20. Keputusan Ketua Muda Urusan Lingkungan Peradilan Agama Dan Sekretaris Mahkamah Agung RI Nomor 04/TUADA-AG/II/2011 dan Nomor 020/SEK/SK/II/2011 Tentang Petunjuk Pelaksanaan Surat Edaran Mahkamah Agung RI Nomor 10 Tahun 2010 Pedoman Pemberian Bantuan Hukum Lampiran B.
21. Hasil Rakernas MARI.
22. Pedoman Pelaksanaan Tugas Dan Administrasi Peradilan Agama.[10]
C.  Bentuk-bentuk Penyelesaian Sengketa
 Bentuk penyelesaian sengketa menurut hukum terdiri atas penyelesaian sengketa melalui pengadilan (Legitasi), dan penyelesaian sengketa diluar pengadilan (non-legitasi). Sedangkan penyelesaian sengketa diluar pengadilan dibagi atas dua bagian besar yaitu melalui arbitrase, dan melalui alternatif yang penyelesaian sengketa meliputi cara-cara: Konsultasi, Negosiasi, Mediasi, Konsolidasi, dan penilaian ahli.
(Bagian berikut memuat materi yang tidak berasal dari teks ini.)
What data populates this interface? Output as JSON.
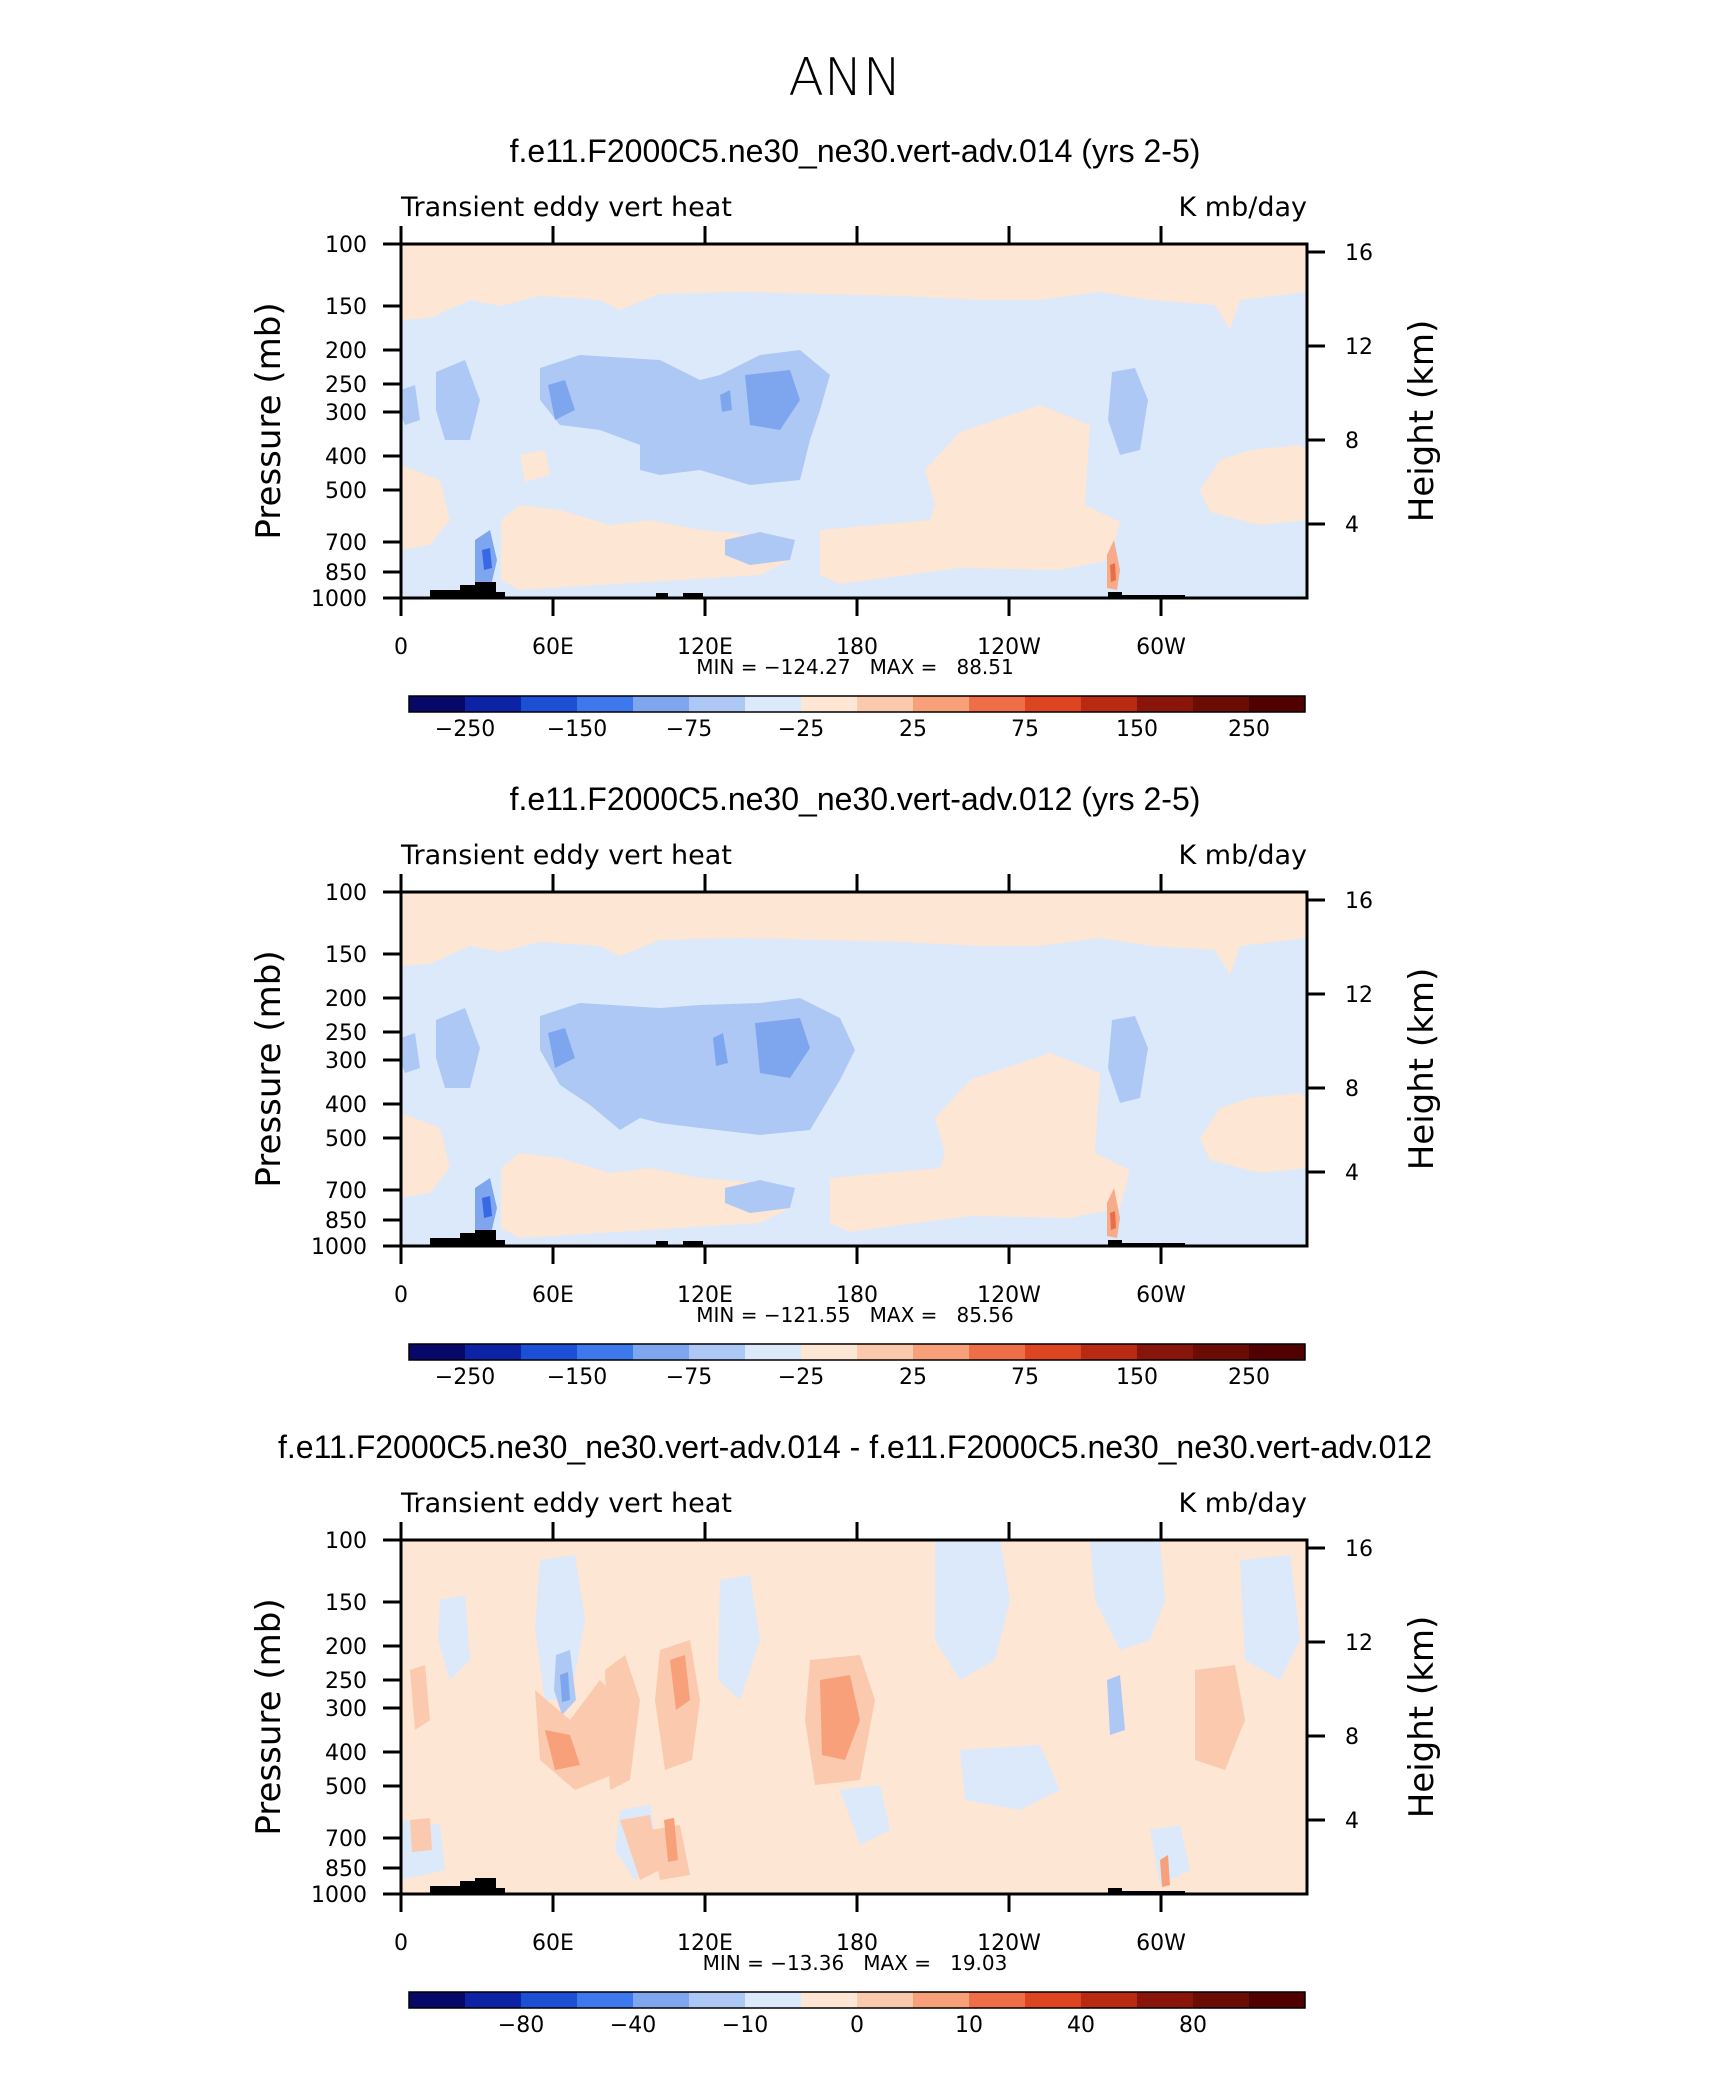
{
  "figure_title": "ANN",
  "colors": {
    "accent_blue": "#dbe9fb",
    "accent_orange": "#fde6d3"
  },
  "chart_data": [
    {
      "type": "heatmap",
      "title": "f.e11.F2000C5.ne30_ne30.vert-adv.014 (yrs 2-5)",
      "left_label": "Transient eddy vert heat",
      "right_label": "K mb/day",
      "ylabel": "Pressure (mb)",
      "ylabel_right": "Height (km)",
      "xlabel": "",
      "x_ticks": [
        "0",
        "60E",
        "120E",
        "180",
        "120W",
        "60W"
      ],
      "y_ticks": [
        "100",
        "150",
        "200",
        "250",
        "300",
        "400",
        "500",
        "700",
        "850",
        "1000"
      ],
      "y_ticks_right": [
        "16",
        "12",
        "8",
        "4"
      ],
      "min_max": "MIN = −124.27   MAX =   88.51",
      "colorbar_labels": [
        "−250",
        "−150",
        "−75",
        "−25",
        "25",
        "75",
        "150",
        "250"
      ]
    },
    {
      "type": "heatmap",
      "title": "f.e11.F2000C5.ne30_ne30.vert-adv.012 (yrs 2-5)",
      "left_label": "Transient eddy vert heat",
      "right_label": "K mb/day",
      "ylabel": "Pressure (mb)",
      "ylabel_right": "Height (km)",
      "xlabel": "",
      "x_ticks": [
        "0",
        "60E",
        "120E",
        "180",
        "120W",
        "60W"
      ],
      "y_ticks": [
        "100",
        "150",
        "200",
        "250",
        "300",
        "400",
        "500",
        "700",
        "850",
        "1000"
      ],
      "y_ticks_right": [
        "16",
        "12",
        "8",
        "4"
      ],
      "min_max": "MIN = −121.55   MAX =   85.56",
      "colorbar_labels": [
        "−250",
        "−150",
        "−75",
        "−25",
        "25",
        "75",
        "150",
        "250"
      ]
    },
    {
      "type": "heatmap",
      "title": "f.e11.F2000C5.ne30_ne30.vert-adv.014 - f.e11.F2000C5.ne30_ne30.vert-adv.012",
      "left_label": "Transient eddy vert heat",
      "right_label": "K mb/day",
      "ylabel": "Pressure (mb)",
      "ylabel_right": "Height (km)",
      "xlabel": "",
      "x_ticks": [
        "0",
        "60E",
        "120E",
        "180",
        "120W",
        "60W"
      ],
      "y_ticks": [
        "100",
        "150",
        "200",
        "250",
        "300",
        "400",
        "500",
        "700",
        "850",
        "1000"
      ],
      "y_ticks_right": [
        "16",
        "12",
        "8",
        "4"
      ],
      "min_max": "MIN = −13.36   MAX =   19.03",
      "colorbar_labels": [
        "−80",
        "−40",
        "−10",
        "0",
        "10",
        "40",
        "80"
      ]
    }
  ]
}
Arbitrase, adalah cara penyelesaian suatu sengketa perdata diluar peradilan umum yang didasarkan pada perjanjian arbitrase yang dibuat secara tertulis oleh para pihak yang bersengketa.[11]
Konsultasi, menurut  M. Marwan dan Jimmy P adalah  “Permohonan nasihat atau pendapat untuk menyelesaikan suatu sengketa secara kekeluargaan yang dilakukan oleh para pihak yang bersengketa kepada pihak ketiga”.
Negosiasi, menurut M. Marwan dan Jimmy P, adalah sebagai proses tawar-menawar dengan jalan berunding antara para pihak yang bersengketa untuk mencapai kesepakatan bersama.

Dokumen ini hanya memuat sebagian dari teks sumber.